The trial court did not allow this requested instruction, but permitted plaintiff to add a line item in the issues instruction that introduced the concept of informed consent. In accordance with the trial court’s ruling, the jury was instructed that “plaintiff claims that Hampton was injured and sustained damage, and that the defendants were negligent in that…the doctor failed to inform Hampton of the risks of leaving the hospital.”

The defendant argued that plaintiff’s proposed instruction on informed consent was correctly rejected by the trial court because the plaintiff’s action did not involve an informed consent claim. The defendant argued that an informed consent theory of liability is limited to situations in which a patient gives consent to a medical treatment or procedure without being adequately informed of the risks of that treatment or procedure, and those facts were not present in this case.

The Supreme Court again agreed with defendants on this issue and held that the trial court was correct in finding that a pattern jury instruction on informed consent was not needed under the circumstances. Under Illinois law, a plaintiff must prove four elements in a malpractice action that is premised on lack of informed consent. Those elements are as follows:

  • The physician had a duty to disclose material risks;
  • Physician failed to disclose or inadequately disclosed those risks;
  • As a direct and proximate result of this failure to disclose, the patient consented to treatment she otherwise would not have consented to; and
  • Plaintiff was injured by the proposed treatment. Davis v. Kraff, 405 Ill. App. 3d 20, 28-29 (2010) (quoting Coryell v. Smith, 274 Ill. App. 3d 543, 546 (1995)).

The court noted that plaintiff’s estate did not present any evidence that Hampton consented to medical treatment that she otherwise would not have if a proper disclosure of risks had been presented to her. There was also no evidence that she consented to any kind of medical treatment that later caused her injury.

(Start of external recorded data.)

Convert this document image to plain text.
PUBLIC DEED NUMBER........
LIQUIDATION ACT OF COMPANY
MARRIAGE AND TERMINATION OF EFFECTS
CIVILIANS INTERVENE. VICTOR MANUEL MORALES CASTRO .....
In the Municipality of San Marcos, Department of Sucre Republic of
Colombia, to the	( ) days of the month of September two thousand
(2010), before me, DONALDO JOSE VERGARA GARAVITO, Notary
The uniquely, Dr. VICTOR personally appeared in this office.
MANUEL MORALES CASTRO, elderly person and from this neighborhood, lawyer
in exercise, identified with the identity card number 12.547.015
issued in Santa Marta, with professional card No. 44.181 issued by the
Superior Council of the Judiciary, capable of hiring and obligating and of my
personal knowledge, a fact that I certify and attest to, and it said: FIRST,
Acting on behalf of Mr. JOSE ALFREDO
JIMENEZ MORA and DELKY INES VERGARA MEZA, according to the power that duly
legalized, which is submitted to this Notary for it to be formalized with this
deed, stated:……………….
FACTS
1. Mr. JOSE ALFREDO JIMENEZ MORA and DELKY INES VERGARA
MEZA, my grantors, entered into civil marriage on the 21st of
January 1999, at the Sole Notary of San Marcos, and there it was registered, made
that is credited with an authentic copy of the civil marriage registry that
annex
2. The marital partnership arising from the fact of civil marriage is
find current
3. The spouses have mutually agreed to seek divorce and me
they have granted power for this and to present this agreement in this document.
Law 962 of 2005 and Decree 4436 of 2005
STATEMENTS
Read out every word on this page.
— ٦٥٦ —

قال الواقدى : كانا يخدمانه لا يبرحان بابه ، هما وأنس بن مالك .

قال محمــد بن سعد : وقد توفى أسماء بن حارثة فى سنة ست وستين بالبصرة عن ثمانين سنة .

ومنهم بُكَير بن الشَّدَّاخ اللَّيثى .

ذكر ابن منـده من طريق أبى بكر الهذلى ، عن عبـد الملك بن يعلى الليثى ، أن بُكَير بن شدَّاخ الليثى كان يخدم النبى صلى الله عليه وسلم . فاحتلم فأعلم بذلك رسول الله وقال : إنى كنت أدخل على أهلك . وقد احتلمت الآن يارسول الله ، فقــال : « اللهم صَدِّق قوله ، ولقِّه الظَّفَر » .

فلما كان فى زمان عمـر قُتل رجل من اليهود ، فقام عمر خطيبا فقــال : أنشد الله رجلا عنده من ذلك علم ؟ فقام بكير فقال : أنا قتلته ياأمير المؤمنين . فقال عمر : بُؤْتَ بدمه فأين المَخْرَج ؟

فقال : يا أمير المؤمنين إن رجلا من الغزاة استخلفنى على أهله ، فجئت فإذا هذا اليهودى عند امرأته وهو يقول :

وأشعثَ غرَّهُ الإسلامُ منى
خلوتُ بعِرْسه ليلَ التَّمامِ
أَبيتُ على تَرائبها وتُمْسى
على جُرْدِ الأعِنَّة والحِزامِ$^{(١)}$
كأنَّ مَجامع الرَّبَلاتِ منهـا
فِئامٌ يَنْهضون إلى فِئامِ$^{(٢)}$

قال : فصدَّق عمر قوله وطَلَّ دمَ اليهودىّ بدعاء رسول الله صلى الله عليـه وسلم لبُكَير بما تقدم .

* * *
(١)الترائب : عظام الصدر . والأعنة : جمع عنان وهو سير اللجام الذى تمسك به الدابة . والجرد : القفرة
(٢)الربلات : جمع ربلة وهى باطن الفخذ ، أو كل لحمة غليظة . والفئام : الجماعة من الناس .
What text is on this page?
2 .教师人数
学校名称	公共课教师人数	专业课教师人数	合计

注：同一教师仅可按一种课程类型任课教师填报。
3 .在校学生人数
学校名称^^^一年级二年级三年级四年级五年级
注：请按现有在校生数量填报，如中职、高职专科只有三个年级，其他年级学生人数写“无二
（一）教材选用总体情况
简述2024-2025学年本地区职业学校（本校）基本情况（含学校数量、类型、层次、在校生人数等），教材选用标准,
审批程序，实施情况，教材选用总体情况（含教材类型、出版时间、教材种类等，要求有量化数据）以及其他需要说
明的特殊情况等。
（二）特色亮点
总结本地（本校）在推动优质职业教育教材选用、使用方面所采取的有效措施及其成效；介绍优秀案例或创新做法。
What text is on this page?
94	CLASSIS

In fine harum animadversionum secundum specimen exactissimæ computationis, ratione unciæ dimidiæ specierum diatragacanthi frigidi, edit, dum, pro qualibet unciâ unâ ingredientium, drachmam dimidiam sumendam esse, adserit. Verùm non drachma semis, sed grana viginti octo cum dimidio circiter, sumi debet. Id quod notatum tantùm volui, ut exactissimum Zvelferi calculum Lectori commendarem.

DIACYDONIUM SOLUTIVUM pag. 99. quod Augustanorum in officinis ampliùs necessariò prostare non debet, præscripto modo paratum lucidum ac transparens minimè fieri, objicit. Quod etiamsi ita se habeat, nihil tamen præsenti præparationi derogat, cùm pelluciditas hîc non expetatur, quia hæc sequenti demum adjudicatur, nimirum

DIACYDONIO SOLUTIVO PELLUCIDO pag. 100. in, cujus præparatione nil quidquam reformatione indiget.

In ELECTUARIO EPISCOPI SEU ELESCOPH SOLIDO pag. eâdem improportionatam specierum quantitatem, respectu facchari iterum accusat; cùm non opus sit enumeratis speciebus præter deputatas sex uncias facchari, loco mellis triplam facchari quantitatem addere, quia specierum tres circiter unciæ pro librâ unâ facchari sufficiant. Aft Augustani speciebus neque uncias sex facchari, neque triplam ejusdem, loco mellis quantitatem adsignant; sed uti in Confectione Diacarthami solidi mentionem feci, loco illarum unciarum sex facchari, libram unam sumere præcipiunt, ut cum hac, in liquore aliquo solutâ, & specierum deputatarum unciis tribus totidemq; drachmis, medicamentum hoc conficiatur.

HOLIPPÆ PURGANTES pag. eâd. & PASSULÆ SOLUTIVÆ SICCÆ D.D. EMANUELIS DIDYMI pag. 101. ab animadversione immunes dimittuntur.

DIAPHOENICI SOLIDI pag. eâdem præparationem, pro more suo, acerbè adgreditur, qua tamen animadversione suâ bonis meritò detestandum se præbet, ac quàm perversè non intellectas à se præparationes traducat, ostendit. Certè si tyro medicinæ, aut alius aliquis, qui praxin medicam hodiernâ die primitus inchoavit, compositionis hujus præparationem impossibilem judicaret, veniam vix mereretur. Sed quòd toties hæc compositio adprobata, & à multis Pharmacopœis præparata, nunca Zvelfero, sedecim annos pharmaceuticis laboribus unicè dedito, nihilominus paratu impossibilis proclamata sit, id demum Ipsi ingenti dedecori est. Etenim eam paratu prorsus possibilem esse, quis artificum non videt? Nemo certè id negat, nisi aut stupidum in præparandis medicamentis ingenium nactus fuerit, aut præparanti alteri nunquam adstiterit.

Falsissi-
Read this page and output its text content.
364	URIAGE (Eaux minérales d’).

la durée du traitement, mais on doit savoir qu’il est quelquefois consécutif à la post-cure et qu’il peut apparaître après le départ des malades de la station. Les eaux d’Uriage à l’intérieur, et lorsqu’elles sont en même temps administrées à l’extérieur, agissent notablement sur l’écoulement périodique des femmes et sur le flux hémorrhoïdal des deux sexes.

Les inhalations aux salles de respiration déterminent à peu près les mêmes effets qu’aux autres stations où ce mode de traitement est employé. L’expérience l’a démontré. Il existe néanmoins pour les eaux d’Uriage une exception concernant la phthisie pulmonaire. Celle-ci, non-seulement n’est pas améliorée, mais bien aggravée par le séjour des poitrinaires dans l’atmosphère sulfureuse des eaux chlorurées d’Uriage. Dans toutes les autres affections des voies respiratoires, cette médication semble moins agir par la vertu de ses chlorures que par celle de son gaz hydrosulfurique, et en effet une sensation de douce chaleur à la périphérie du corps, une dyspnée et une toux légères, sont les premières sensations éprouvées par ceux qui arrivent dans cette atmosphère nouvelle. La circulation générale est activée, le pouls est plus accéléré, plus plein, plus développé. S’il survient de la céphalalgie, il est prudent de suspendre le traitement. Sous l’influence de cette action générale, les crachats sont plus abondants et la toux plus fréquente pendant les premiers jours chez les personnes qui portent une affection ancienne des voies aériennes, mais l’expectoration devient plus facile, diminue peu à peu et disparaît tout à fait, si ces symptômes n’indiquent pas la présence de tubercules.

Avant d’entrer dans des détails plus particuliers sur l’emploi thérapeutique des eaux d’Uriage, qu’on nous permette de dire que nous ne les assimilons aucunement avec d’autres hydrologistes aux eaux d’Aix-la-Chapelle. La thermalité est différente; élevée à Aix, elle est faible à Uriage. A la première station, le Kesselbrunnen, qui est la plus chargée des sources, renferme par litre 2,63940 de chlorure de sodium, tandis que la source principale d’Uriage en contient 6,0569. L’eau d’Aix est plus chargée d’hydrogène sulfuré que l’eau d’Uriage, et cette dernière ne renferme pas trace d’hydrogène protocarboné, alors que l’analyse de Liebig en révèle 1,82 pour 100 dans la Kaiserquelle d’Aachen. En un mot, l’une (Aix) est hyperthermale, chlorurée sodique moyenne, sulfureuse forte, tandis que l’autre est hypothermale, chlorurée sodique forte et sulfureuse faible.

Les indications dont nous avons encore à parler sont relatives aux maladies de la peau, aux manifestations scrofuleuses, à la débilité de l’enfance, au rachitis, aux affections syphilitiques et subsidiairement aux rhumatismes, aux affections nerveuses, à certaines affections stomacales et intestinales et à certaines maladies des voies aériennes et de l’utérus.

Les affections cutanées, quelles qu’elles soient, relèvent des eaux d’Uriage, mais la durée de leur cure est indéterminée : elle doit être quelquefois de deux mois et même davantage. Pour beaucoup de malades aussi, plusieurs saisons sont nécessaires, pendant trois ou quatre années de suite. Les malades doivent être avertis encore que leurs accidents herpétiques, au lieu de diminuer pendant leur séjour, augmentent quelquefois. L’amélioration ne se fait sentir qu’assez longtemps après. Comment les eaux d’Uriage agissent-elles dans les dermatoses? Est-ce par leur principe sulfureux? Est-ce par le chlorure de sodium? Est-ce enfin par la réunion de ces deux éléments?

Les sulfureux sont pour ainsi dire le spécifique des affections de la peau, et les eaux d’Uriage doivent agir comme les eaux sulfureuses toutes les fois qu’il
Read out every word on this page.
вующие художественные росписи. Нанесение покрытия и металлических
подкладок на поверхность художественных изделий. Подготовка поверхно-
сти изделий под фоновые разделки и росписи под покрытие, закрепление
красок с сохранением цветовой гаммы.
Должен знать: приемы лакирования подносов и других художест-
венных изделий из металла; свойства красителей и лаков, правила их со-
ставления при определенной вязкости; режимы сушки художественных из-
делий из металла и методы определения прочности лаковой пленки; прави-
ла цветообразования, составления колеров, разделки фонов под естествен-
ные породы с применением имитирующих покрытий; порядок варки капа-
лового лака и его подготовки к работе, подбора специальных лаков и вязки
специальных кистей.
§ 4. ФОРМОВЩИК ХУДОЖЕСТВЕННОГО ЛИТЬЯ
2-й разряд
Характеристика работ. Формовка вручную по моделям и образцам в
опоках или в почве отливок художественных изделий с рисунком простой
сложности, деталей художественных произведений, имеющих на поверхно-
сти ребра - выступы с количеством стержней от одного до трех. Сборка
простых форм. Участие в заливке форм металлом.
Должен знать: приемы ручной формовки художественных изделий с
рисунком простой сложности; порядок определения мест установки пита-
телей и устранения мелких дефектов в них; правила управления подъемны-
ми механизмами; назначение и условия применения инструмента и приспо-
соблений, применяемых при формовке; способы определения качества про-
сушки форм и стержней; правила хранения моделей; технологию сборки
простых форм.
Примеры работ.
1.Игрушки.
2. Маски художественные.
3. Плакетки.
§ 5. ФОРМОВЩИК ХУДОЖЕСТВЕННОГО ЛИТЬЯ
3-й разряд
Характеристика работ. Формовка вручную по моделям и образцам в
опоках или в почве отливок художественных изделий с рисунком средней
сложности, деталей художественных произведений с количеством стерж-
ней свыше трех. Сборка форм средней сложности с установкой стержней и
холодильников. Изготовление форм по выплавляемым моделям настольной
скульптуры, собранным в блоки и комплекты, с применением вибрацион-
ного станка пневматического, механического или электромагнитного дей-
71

The court further held that plaintiff was effectively attempting to push an inverse theory of informed consent by claiming that the defendants were liable for not performing additional medical treatment on Hampton before she left the hospital. This theory did not prove a violation of informed consent under the law. The Supreme Court further held that the trial court’s instruction adequately informed the jury of plaintiff’s claim that the doctor failed to properly warn Hampton of the risks she took when she made the decision to leave the hospital.

Therefore, the Supreme Court affirmed the decision of the trial court in full and reversed the appellate court’s decision that a new trial was necessary.

Practice Pointers for Illinois Practitioners

  • A separate nonjury pattern instruction for loss of chance is not required to ensure a fair trial. Longstanding legal precedent in the state supports the idea that the loss of chance doctrine is included in the analysis of traditional proximate cause principles outlined in the pattern jury instruction.
  • A claim for lack of informed consent may not be sought inversely. The evidence presented must show that the plaintiff consented to a medical treatment without being fully informed of the possible outcomes and is subsequently injured by the treatment or procedure.
  • A plaintiff may not claim that a doctor not providing her with every possible risk scenario upon discharge from the hospital is liable for failing to provide informed consent.